From the video it looks like your body weight is slightly shifted towards the tail. Your back knee seems to be bent more than your front knee most of the time. I'm not sure if that's just the video angle but it looks that way. If you're a bit in the backseat it makes it more difficult to apply the right amount of pressure to your edges. Try to keep your body weight centered between your bindings (lengthwise). You could also try to bend your knees a little bit more. It will give you more balance and stability.

Thinking of your arms as velcroed to your body is a helpful thing but don't forget that they can also be very useful to regain you balance once you're bobbing. So if you lose control, use your arms to regain it and velcro them back to the body .

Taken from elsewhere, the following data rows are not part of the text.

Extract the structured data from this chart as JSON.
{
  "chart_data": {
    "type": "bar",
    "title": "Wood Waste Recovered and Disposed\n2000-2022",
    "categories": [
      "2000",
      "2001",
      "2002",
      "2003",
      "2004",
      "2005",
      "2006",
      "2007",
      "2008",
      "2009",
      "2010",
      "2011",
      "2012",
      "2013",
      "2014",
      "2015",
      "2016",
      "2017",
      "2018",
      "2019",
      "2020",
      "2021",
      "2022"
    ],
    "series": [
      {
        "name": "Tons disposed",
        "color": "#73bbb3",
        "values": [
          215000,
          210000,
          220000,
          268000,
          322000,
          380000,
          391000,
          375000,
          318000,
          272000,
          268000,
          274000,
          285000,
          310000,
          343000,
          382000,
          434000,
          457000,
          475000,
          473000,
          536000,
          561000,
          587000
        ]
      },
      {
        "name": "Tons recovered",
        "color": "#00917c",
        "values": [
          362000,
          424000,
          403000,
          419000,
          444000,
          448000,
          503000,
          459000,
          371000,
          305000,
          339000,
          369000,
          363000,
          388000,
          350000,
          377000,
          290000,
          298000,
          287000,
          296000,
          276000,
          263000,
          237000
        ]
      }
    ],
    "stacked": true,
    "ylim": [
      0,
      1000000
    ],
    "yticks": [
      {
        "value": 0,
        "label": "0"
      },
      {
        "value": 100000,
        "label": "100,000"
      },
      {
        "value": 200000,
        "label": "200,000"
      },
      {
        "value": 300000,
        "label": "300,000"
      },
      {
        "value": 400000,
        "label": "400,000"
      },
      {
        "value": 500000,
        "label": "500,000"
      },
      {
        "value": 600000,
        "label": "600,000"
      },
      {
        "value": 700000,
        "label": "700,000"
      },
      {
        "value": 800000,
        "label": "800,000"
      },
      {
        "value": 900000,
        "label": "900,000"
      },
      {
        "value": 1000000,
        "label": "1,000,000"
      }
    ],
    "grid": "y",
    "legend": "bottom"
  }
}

Just my two cents. I think you're on a very good way!


----------



## firstx1017 (Jan 10, 2011)

Thanks guys, yes, I do see what you mean about rushing the turns. I was "trying" to slow it down, but guess old habits still work their way in there. I will definitely keep trying to point the board downhill more and not rush it. I think it will definitely take practice and we only have 2 weekends left, but gives me a lot to think about for next season now that I finally am understanding what I need to work on as I could finally tell a difference just keeping my hands down. And yes snowolf I do need to make more c shapes, but I was focusing on keeping my hands down first. I am going to just work on my hands these next two weeks and then I'll try the c shapes and keeping my weight centered and all that next year. 

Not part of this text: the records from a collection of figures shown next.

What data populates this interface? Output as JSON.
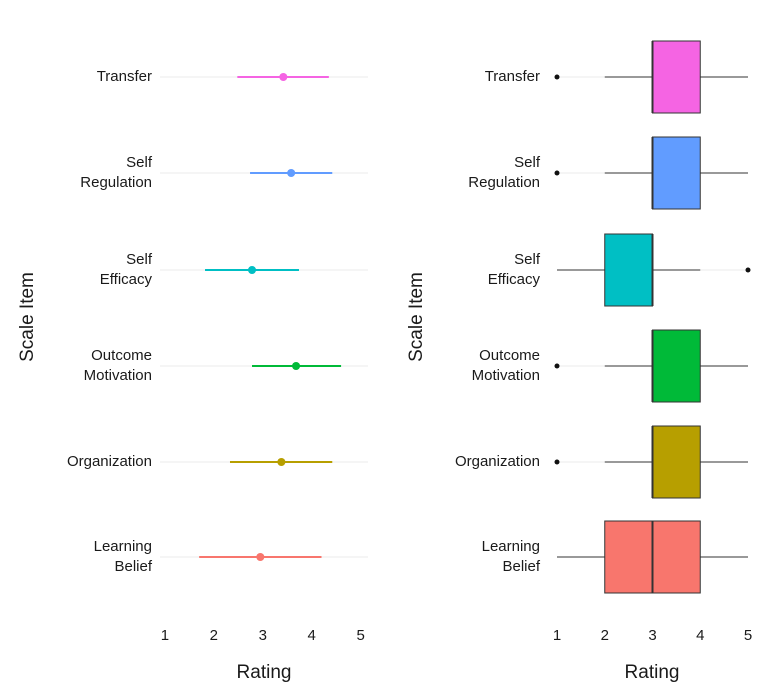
{
  "chart_data": [
    {
      "type": "pointrange",
      "xlabel": "Rating",
      "ylabel": "Scale Item",
      "xlim": [
        0.9,
        5.15
      ],
      "x_ticks": [
        "1",
        "2",
        "3",
        "4",
        "5"
      ],
      "grid": "horizontal-major",
      "legend": "none",
      "categories": [
        {
          "label": [
            "Learning",
            "Belief"
          ],
          "color": "#F8766D",
          "mean": 2.95,
          "low": 1.7,
          "high": 4.2
        },
        {
          "label": [
            "Organization"
          ],
          "color": "#B79F00",
          "mean": 3.38,
          "low": 2.33,
          "high": 4.42
        },
        {
          "label": [
            "Outcome",
            "Motivation"
          ],
          "color": "#00BA38",
          "mean": 3.68,
          "low": 2.78,
          "high": 4.6
        },
        {
          "label": [
            "Self",
            "Efficacy"
          ],
          "color": "#00BFC4",
          "mean": 2.78,
          "low": 1.82,
          "high": 3.74
        },
        {
          "label": [
            "Self",
            "Regulation"
          ],
          "color": "#619CFF",
          "mean": 3.58,
          "low": 2.74,
          "high": 4.42
        },
        {
          "label": [
            "Transfer"
          ],
          "color": "#F564E3",
          "mean": 3.42,
          "low": 2.48,
          "high": 4.35
        }
      ]
    },
    {
      "type": "boxplot",
      "xlabel": "Rating",
      "ylabel": "Scale Item",
      "xlim": [
        1,
        5
      ],
      "x_ticks": [
        "1",
        "2",
        "3",
        "4",
        "5"
      ],
      "grid": "horizontal-major",
      "legend": "none",
      "categories": [
        {
          "label": [
            "Learning",
            "Belief"
          ],
          "color": "#F8766D",
          "whisker_low": 1,
          "q1": 2,
          "median": 3,
          "q3": 4,
          "whisker_high": 5,
          "outliers": []
        },
        {
          "label": [
            "Organization"
          ],
          "color": "#B79F00",
          "whisker_low": 2,
          "q1": 3,
          "median": 3,
          "q3": 4,
          "whisker_high": 5,
          "outliers": [
            1
          ]
        },
        {
          "label": [
            "Outcome",
            "Motivation"
          ],
          "color": "#00BA38",
          "whisker_low": 2,
          "q1": 3,
          "median": 3,
          "q3": 4,
          "whisker_high": 5,
          "outliers": [
            1
          ]
        },
        {
          "label": [
            "Self",
            "Efficacy"
          ],
          "color": "#00BFC4",
          "whisker_low": 1,
          "q1": 2,
          "median": 3,
          "q3": 3,
          "whisker_high": 4,
          "outliers": [
            5
          ]
        },
        {
          "label": [
            "Self",
            "Regulation"
          ],
          "color": "#619CFF",
          "whisker_low": 2,
          "q1": 3,
          "median": 3,
          "q3": 4,
          "whisker_high": 5,
          "outliers": [
            1
          ]
        },
        {
          "label": [
            "Transfer"
          ],
          "color": "#F564E3",
          "whisker_low": 2,
          "q1": 3,
          "median": 3,
          "q3": 4,
          "whisker_high": 5,
          "outliers": [
            1
          ]
        }
      ]
    }
  ]
}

And putting more weight on the nose - I think there were a few turns I made (not on the video) when I felt I was leaning forward into the turn and it felt odd, but I could tell a difference in that turn when I did it, but then that odd felling made me put my hands out. So, I will definitely keep the weight forward in mind. There is just soooo much to try to do all at one time! But I will conquer this!

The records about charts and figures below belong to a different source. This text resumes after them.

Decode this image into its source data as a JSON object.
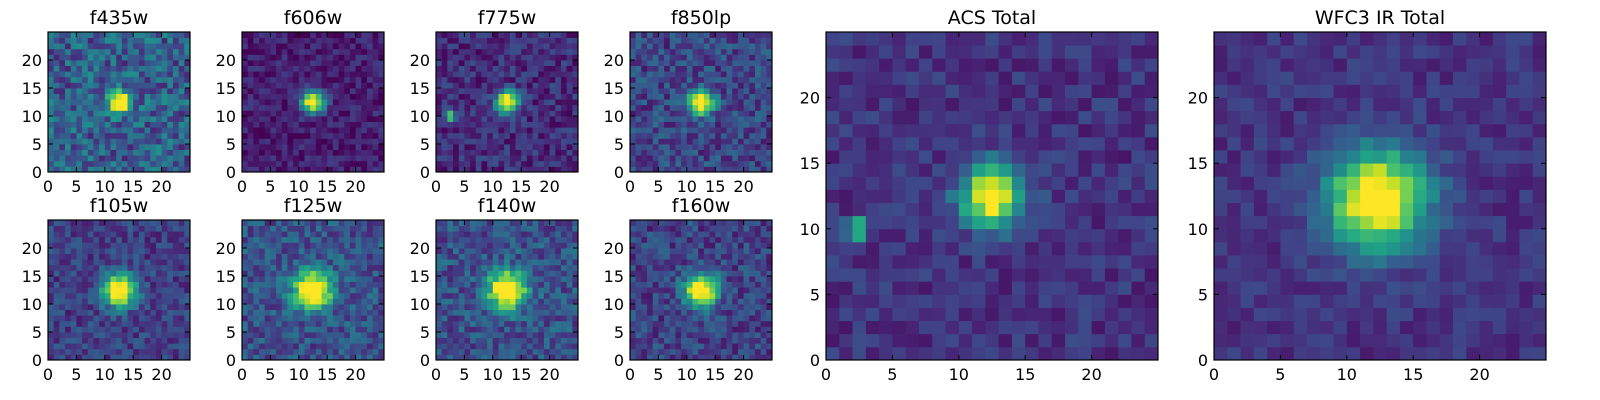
{
  "chart_data": [
    {
      "type": "heatmap",
      "title": "f435w",
      "xticks": [
        0,
        5,
        10,
        15,
        20
      ],
      "yticks": [
        0,
        5,
        10,
        15,
        20
      ],
      "xlim": [
        0,
        25
      ],
      "ylim": [
        0,
        25
      ],
      "source": {
        "cx": 12.5,
        "cy": 12.5,
        "peak": 1.0,
        "sigma": 1.4
      },
      "background": {
        "level": 0.5,
        "noise": 0.4
      }
    },
    {
      "type": "heatmap",
      "title": "f606w",
      "xticks": [
        0,
        5,
        10,
        15,
        20
      ],
      "yticks": [
        0,
        5,
        10,
        15,
        20
      ],
      "xlim": [
        0,
        25
      ],
      "ylim": [
        0,
        25
      ],
      "source": {
        "cx": 12.5,
        "cy": 12.5,
        "peak": 1.0,
        "sigma": 1.4
      },
      "background": {
        "level": 0.15,
        "noise": 0.2
      }
    },
    {
      "type": "heatmap",
      "title": "f775w",
      "xticks": [
        0,
        5,
        10,
        15,
        20
      ],
      "yticks": [
        0,
        5,
        10,
        15,
        20
      ],
      "xlim": [
        0,
        25
      ],
      "ylim": [
        0,
        25
      ],
      "source": {
        "cx": 12.5,
        "cy": 12.5,
        "peak": 1.0,
        "sigma": 1.4
      },
      "secondary": {
        "cx": 2.5,
        "cy": 10,
        "peak": 0.95
      },
      "background": {
        "level": 0.22,
        "noise": 0.25
      }
    },
    {
      "type": "heatmap",
      "title": "f850lp",
      "xticks": [
        0,
        5,
        10,
        15,
        20
      ],
      "yticks": [
        0,
        5,
        10,
        15,
        20
      ],
      "xlim": [
        0,
        25
      ],
      "ylim": [
        0,
        25
      ],
      "source": {
        "cx": 12.5,
        "cy": 12.5,
        "peak": 1.0,
        "sigma": 1.5
      },
      "background": {
        "level": 0.35,
        "noise": 0.3
      }
    },
    {
      "type": "heatmap",
      "title": "f105w",
      "xticks": [
        0,
        5,
        10,
        15,
        20
      ],
      "yticks": [
        0,
        5,
        10,
        15,
        20
      ],
      "xlim": [
        0,
        25
      ],
      "ylim": [
        0,
        25
      ],
      "source": {
        "cx": 12.5,
        "cy": 12.5,
        "peak": 1.0,
        "sigma": 2.0
      },
      "background": {
        "level": 0.32,
        "noise": 0.25
      }
    },
    {
      "type": "heatmap",
      "title": "f125w",
      "xticks": [
        0,
        5,
        10,
        15,
        20
      ],
      "yticks": [
        0,
        5,
        10,
        15,
        20
      ],
      "xlim": [
        0,
        25
      ],
      "ylim": [
        0,
        25
      ],
      "source": {
        "cx": 12.5,
        "cy": 12.5,
        "peak": 1.0,
        "sigma": 2.3
      },
      "background": {
        "level": 0.42,
        "noise": 0.3
      }
    },
    {
      "type": "heatmap",
      "title": "f140w",
      "xticks": [
        0,
        5,
        10,
        15,
        20
      ],
      "yticks": [
        0,
        5,
        10,
        15,
        20
      ],
      "xlim": [
        0,
        25
      ],
      "ylim": [
        0,
        25
      ],
      "source": {
        "cx": 12.5,
        "cy": 12.5,
        "peak": 1.0,
        "sigma": 2.3
      },
      "background": {
        "level": 0.42,
        "noise": 0.3
      }
    },
    {
      "type": "heatmap",
      "title": "f160w",
      "xticks": [
        0,
        5,
        10,
        15,
        20
      ],
      "yticks": [
        0,
        5,
        10,
        15,
        20
      ],
      "xlim": [
        0,
        25
      ],
      "ylim": [
        0,
        25
      ],
      "source": {
        "cx": 12.5,
        "cy": 12.5,
        "peak": 1.0,
        "sigma": 2.0
      },
      "background": {
        "level": 0.33,
        "noise": 0.28
      }
    },
    {
      "type": "heatmap",
      "title": "ACS Total",
      "xticks": [
        0,
        5,
        10,
        15,
        20
      ],
      "yticks": [
        0,
        5,
        10,
        15,
        20
      ],
      "xlim": [
        0,
        25
      ],
      "ylim": [
        0,
        25
      ],
      "source": {
        "cx": 12.5,
        "cy": 12.5,
        "peak": 1.0,
        "sigma": 1.6
      },
      "secondary": {
        "cx": 2.5,
        "cy": 10,
        "peak": 0.65
      },
      "background": {
        "level": 0.25,
        "noise": 0.18
      }
    },
    {
      "type": "heatmap",
      "title": "WFC3 IR Total",
      "xticks": [
        0,
        5,
        10,
        15,
        20
      ],
      "yticks": [
        0,
        5,
        10,
        15,
        20
      ],
      "xlim": [
        0,
        25
      ],
      "ylim": [
        0,
        25
      ],
      "source": {
        "cx": 12.3,
        "cy": 12.3,
        "peak": 1.0,
        "sigma": 2.6
      },
      "background": {
        "level": 0.25,
        "noise": 0.15
      }
    }
  ],
  "colormap": "viridis",
  "colors": {
    "frame": "#000000",
    "background": "#ffffff"
  }
}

I'll also try the left hand our steering the wheel next year as I'm afraid putting my arm out at this point will get me back to pushing my arm again to turn. Facing forward is a throwback from skiing and I must admit, my neck was sore after Sunday from having to turn my head so far as I'm used to riding more open which doesn't hurt my neck. Great, now another new ailment! I could also sense I do need to lean, but that is kind of scary to me with my arms down so I think just more practice used to riding with my arms down I can then try to lean and edge the board - crossing our fingers I will finally be able to do that next year - of course each year I just keep getting older and older! :thumbsdown: Gotta get this figured out soon!

As always, I appreciate the feedback. You've given me things that I can now actually visualize working on! Thanks! :yahoo:

Vicki


----------



## t21 (Dec 29, 2010)

great job Vicki!, you sure are progressing real well. as you already have pointers from Snowolf and Basti, i second the notion. The one really good thing i 've seen in your "after videos" besides the cool outfit is the one area of the vid where your husband was actually parallel to you. your turns on that were smoother, your knees were bent and your more centered. you already know that there are some small areas you have to practice, and i bet when that clicks the next vid i'll see from you is your euro-carving:laugh: Keep at it Vicki, enjoy the rest of the season.:thumbsup:


----------